| That seems to be pretty common statement about JavaScript, but strangely not one I share. I have been programming since the early 80s, and my experience with JS has been pretty positive, especially compared to the slog through the unreadable mud that is enterprise Java. (If I was going to rage quit on something, it would be the verbose, obtuse, repetitive Java sludge I’ve had to read the last decade and a half) Typescript solves problems I don’t have. The Jetbrains IDEs do autocomplete just fine on vanilla JS, and the documentation window automatically shows the initialization and any JSDoc for most every symbol the editor cursor touches. I avoid writing code with thousands of global symbols.
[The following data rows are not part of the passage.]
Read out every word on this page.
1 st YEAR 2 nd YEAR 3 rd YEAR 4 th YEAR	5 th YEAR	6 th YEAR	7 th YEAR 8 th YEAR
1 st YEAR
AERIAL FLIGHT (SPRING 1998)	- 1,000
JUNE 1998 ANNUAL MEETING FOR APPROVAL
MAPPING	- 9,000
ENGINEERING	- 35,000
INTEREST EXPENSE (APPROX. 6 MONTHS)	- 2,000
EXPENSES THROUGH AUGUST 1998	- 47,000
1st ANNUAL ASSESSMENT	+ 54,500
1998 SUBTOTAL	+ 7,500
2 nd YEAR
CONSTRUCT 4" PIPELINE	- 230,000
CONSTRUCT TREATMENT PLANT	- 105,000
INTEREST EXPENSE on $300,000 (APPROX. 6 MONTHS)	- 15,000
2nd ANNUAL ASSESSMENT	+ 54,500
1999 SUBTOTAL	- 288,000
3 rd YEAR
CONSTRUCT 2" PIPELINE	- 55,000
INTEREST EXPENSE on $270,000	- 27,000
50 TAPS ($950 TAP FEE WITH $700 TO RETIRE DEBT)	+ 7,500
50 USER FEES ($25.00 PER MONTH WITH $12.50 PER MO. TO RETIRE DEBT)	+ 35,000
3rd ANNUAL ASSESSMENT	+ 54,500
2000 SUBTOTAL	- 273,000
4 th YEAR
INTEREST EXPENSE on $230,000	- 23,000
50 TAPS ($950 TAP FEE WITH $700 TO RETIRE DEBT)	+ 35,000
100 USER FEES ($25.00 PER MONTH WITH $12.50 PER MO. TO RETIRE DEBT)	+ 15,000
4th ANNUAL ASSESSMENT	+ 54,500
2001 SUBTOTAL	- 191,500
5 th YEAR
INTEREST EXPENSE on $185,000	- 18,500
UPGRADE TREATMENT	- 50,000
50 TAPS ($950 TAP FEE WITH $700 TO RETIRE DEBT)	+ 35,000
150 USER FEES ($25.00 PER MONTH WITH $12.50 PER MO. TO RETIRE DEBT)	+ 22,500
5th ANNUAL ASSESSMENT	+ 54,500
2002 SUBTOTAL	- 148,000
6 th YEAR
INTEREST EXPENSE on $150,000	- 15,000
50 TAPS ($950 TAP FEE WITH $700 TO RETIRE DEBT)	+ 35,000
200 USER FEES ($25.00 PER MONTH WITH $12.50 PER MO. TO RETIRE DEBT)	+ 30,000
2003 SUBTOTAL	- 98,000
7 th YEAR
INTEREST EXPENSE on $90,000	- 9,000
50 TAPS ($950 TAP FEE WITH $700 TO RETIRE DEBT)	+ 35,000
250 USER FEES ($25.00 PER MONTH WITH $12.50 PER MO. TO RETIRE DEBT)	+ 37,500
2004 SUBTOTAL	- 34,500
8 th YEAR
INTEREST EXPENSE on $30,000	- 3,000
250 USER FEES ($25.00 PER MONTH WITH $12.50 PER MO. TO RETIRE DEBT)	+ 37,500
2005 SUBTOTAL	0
OOP languages like Object Pascal and C++ are good for making lemonade from the lemon of manual memory management, but if you have efficient garbage collection, use functional programming techniques rather than OOP bloat, and many self inflicted problems go away. I hope TS doesn’t turn JS into Enterprise Java, The Next Generation. Nothing personal, most people seem to prefer that style. Just understand, there is a reason some people run away from the C++ / Java / C# / TS milieu. |
No chance. And frankly, I don't get the comparison you are making to C++/Java/C#. TS is fundamentally different than those languages. From structural typing to a default functional/imperative paradigm, it really is just JS with better static analysis.
Your IDE is not as good for JS as it would be for TS. The entire impetus for TS is/was to provide better tooling/ergonomics around JS. Whether or not you need better tooling is a subjective matter.